Baicalein (BAI) is derived from the roots of the Scutellaria baicalensis plant. Studies have shown that BAI has anti-bacterial, anti-virus, anti-allergic, anti-oxidant, and anti-inflammatory properties. In recent studies, it has been found out that BAI has anti-cancer activities upon its effect on various biological processes such as cell proliferation, metastasis, apoptosis, and autophagy^28-30.

Our objective was to use this data to find out an answer to these two questions relevant to the topic. Initially, a link between the damage caused by FA and the production of eNOS, iNOS, apoptotic processes, and antioxidant responses in lung tissues were discovered. Furthermore, we investigated the influence of BAI on the lung damage caused by FA.

MATERIALS AND METHODS

Chemicals

BAI (BLDpharm BD6298, China), FA (Tekkim, Turkey).

Animals

A total of 24 male Wistar albino rats (weighing 20-24 g) were obtained from the Experimental Animals Unit of Trakya, Faculty of Medicine. Animals were maintained under standard laboratory conditions (22±1 ºC temperature, 55% humidity, 12-hour light/dark cycle) and fed with standard feed and tap water. Animals were brought to the laboratory environment 24 hours before the start of the experiment to ensure their adaptation to the experimental environment. The Trakya University Animal Experiments Local Ethics Committee granted approval for this study (decision no: 2019.03.01, date: 29.03.2019).

Experimental Design

The study was planned to have three groups, including two experimental and a control group.
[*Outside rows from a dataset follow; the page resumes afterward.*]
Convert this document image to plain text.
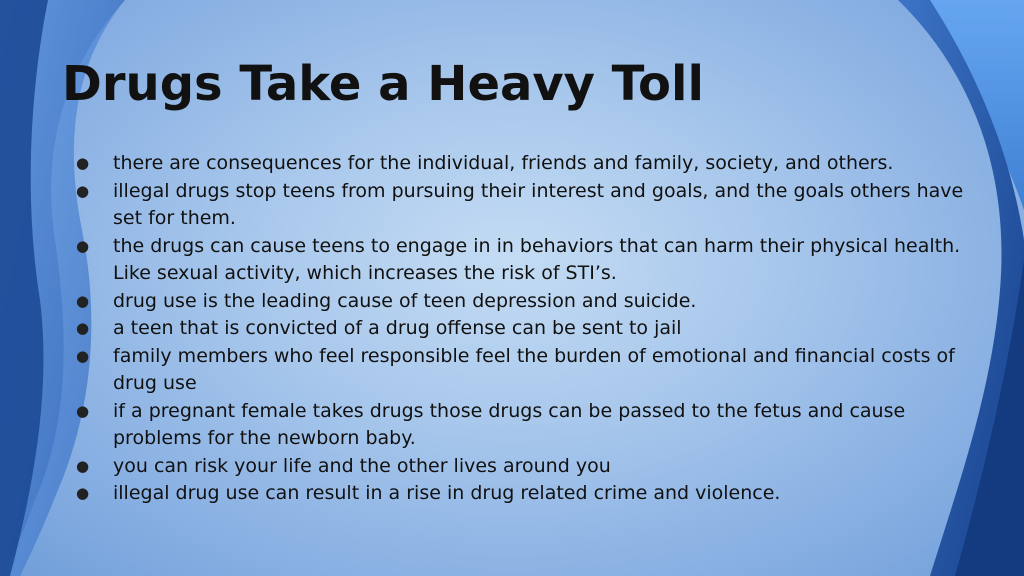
Drugs Take a Heavy Toll
● there are consequences for the individual, friends and family, society, and others.
● illegal drugs stop teens from pursuing their interest and goals, and the goals others have set for them.
● the drugs can cause teens to engage in in behaviors that can harm their physical health. Like sexual activity, which increases the risk of STI’s.
● drug use is the leading cause of teen depression and suicide.
● a teen that is convicted of a drug offense can be sent to jail
● family members who feel responsible feel the burden of emotional and financial costs of drug use
● if a pregnant female takes drugs those drugs can be passed to the fetus and cause problems for the newborn baby.
● you can risk your life and the other lives around you
● illegal drug use can result in a rise in drug related crime and violence.
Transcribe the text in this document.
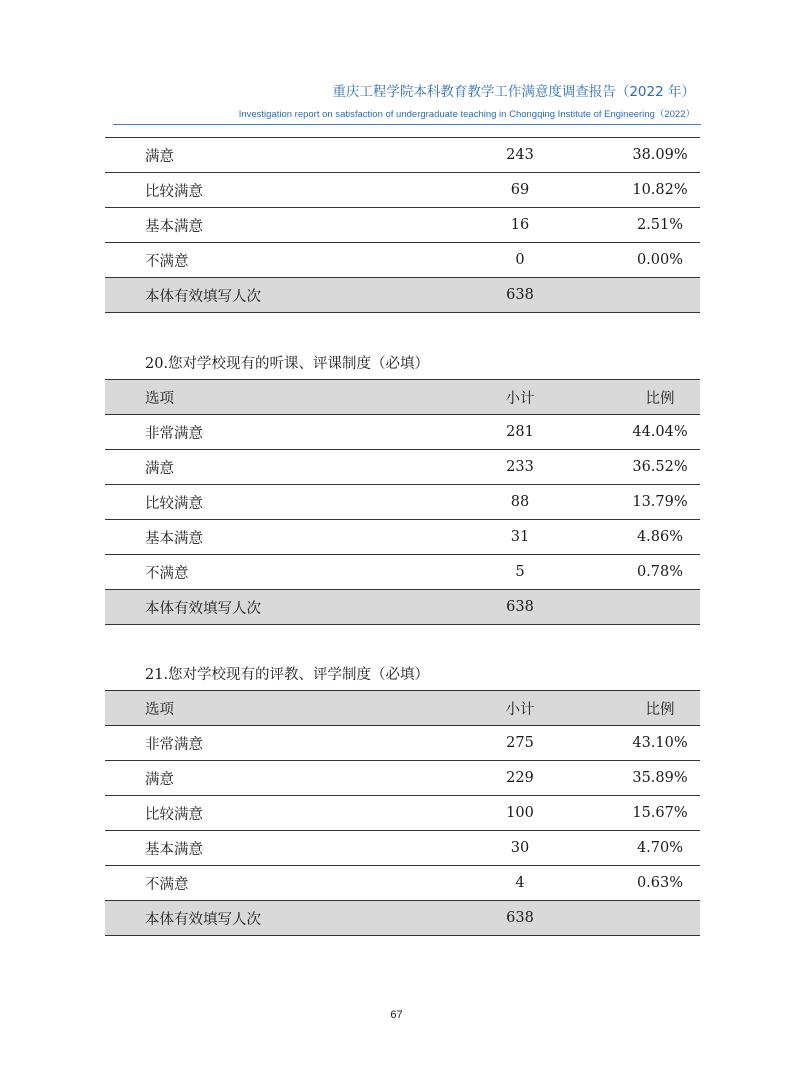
重庆工程学院本科教育教学工作满意度调查报告（2022 年）
Investigation report on satisfaction of undergraduate teaching in Chongqing Institute of Engineering（2022）
满意	243	38.09%
比较满意	69	10.82%
基本满意	16	2.51%
不满意	0	0.00%
本体有效填写人次	638	
20.您对学校现有的听课、评课制度（必填）
选项	小计	比例
非常满意	281	44.04%
满意	233	36.52%
比较满意	88	13.79%
基本满意	31	4.86%
不满意	5	0.78%
本体有效填写人次	638	
21.您对学校现有的评教、评学制度（必填）
选项	小计	比例
非常满意	275	43.10%
满意	229	35.89%
比较满意	100	15.67%
基本满意	30	4.70%
不满意	4	0.63%
本体有效填写人次	638	
67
Each group was formed with eight rats that were randomly selected.

Control group: Intraperitoneal saline was given daily for 14 days.

FA group: Intraperitoneal FA was administered at a dose of 10 mg/kg diluted 1/10 with saline daily for 14 days. FA + BAI group: Intraperitoneal FA at a dose of 10 mg/kg diluted 1/10 with saline and BAI at a daily intraperitoneal dose of 200 mg/kg were given daily for 14 days. When subacute studies were examined in the literature to establish experimental FA toxicity, it was seen that intraperitoneal administration of FA was preferred. The doses of both FA and BAI were selected according to the literature^30-32.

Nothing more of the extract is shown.